Il faut bien qu'il y ait un fil conducteur qui fasse passer du fanatisme au  cynisme. Ce fil conducteur, il me semble que c'est l'hybris, l'orgueil : je vais à moi tout seul réformer la société à partir d'une formule de mon invention. Tout ceux qui résistent seront balayés. Ensuite, l'ivresse du pouvoir jouera et le sentiment de toute puissance exaltera la fibre du machiavélisme et de la cruauté. . On est renvoyé à la psychologie pour essayer de comprendre des événements que les historiens et les sociologues peuvent seulement montrer et décrire.

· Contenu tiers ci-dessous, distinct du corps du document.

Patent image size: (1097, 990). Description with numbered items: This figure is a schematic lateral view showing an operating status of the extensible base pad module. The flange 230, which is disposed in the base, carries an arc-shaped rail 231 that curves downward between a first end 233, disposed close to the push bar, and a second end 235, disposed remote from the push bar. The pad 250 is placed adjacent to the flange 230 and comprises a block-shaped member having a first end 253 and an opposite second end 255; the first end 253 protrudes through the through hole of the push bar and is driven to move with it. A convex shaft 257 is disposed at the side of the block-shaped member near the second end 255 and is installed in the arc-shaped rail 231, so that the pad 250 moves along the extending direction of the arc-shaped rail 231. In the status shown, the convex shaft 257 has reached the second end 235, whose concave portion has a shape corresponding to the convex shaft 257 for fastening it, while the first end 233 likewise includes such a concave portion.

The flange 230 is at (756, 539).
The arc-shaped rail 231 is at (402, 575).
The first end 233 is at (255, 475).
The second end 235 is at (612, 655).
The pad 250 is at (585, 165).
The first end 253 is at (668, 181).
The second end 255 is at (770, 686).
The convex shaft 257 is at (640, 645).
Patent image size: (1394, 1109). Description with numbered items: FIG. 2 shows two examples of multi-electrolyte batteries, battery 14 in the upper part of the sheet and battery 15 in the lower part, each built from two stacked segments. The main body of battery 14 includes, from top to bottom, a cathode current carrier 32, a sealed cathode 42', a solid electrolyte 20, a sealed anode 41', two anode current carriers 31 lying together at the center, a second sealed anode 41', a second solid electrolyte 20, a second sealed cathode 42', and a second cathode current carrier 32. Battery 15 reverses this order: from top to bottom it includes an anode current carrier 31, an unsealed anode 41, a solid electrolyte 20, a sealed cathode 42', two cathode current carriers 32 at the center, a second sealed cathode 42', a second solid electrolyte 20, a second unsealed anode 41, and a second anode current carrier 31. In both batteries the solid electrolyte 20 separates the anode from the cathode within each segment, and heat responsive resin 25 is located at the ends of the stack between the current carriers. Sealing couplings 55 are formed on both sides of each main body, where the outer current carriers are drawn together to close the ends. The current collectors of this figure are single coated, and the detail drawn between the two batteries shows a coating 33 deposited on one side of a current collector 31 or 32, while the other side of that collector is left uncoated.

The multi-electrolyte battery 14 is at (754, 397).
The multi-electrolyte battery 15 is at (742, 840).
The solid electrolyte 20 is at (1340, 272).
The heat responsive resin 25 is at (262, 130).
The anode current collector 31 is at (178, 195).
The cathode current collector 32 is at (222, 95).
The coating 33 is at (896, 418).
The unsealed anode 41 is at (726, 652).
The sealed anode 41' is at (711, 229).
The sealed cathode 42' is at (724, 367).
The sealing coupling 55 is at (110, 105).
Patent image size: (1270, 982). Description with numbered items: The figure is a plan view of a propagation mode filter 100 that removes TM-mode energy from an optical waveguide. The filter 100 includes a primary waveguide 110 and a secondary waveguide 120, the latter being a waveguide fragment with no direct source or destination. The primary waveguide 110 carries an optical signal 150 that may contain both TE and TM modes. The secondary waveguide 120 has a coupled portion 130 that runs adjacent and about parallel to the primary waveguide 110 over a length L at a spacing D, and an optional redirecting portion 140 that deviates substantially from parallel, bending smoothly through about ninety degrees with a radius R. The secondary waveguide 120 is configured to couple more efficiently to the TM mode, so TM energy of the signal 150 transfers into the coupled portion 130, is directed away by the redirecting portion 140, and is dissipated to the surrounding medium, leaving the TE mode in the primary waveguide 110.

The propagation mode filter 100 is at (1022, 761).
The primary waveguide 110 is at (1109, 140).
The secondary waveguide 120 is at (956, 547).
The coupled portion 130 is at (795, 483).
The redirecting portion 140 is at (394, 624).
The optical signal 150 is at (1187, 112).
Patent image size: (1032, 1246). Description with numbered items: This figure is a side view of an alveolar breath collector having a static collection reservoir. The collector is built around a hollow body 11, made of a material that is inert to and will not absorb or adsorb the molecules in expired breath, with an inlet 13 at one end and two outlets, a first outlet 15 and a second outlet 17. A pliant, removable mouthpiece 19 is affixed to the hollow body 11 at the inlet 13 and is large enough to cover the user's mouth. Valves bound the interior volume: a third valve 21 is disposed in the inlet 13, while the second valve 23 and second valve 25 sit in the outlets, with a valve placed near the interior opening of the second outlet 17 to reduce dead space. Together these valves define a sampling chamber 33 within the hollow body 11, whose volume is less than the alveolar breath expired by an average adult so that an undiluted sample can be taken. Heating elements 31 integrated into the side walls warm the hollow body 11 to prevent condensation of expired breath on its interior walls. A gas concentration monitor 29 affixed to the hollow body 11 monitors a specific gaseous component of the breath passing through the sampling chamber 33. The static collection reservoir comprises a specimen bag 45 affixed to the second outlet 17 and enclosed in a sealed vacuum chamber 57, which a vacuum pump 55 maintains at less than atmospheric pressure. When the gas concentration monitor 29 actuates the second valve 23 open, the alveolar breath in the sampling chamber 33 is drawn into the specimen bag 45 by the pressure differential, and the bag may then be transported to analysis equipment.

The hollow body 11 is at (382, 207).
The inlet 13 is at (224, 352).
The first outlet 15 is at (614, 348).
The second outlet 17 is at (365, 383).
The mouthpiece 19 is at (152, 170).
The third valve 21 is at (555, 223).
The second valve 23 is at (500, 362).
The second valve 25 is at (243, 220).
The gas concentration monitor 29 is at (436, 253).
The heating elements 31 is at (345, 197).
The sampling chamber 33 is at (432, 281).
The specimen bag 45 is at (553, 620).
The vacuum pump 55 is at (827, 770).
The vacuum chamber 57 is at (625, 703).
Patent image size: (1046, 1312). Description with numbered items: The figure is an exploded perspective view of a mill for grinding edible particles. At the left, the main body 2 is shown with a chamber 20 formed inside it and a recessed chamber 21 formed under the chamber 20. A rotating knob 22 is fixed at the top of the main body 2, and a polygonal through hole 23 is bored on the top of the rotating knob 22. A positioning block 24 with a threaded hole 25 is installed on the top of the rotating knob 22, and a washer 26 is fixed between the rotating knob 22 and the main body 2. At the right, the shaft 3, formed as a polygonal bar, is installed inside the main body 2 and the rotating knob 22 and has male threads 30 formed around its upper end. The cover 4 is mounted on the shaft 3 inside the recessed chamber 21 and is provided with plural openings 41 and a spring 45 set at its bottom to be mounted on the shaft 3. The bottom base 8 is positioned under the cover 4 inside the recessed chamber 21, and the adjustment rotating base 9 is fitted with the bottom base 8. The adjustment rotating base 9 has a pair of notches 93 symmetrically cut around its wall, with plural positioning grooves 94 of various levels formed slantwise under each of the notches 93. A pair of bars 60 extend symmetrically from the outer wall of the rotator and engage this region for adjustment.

Mais l'engrenage finit par  broyer ceux qui en tiennent les manettes. Des purges toujours plus terribles seront la réponse à des échecs sans cesse plus cuisants. Impossible de revenir en arrière, comme l'a tenté Lénine au temps de la NEP. L'engrenage ne laisse qu'une alternative : liquider ou être liquidé. Cette fois, c'est l'instinct de survie qui joue. Staline lui-même vivait dans la terreur d'être assassiné.

Les  vertus opposées à l'intellectualisme se déduisent facilement : prudence, pondération, expérience, réalisme.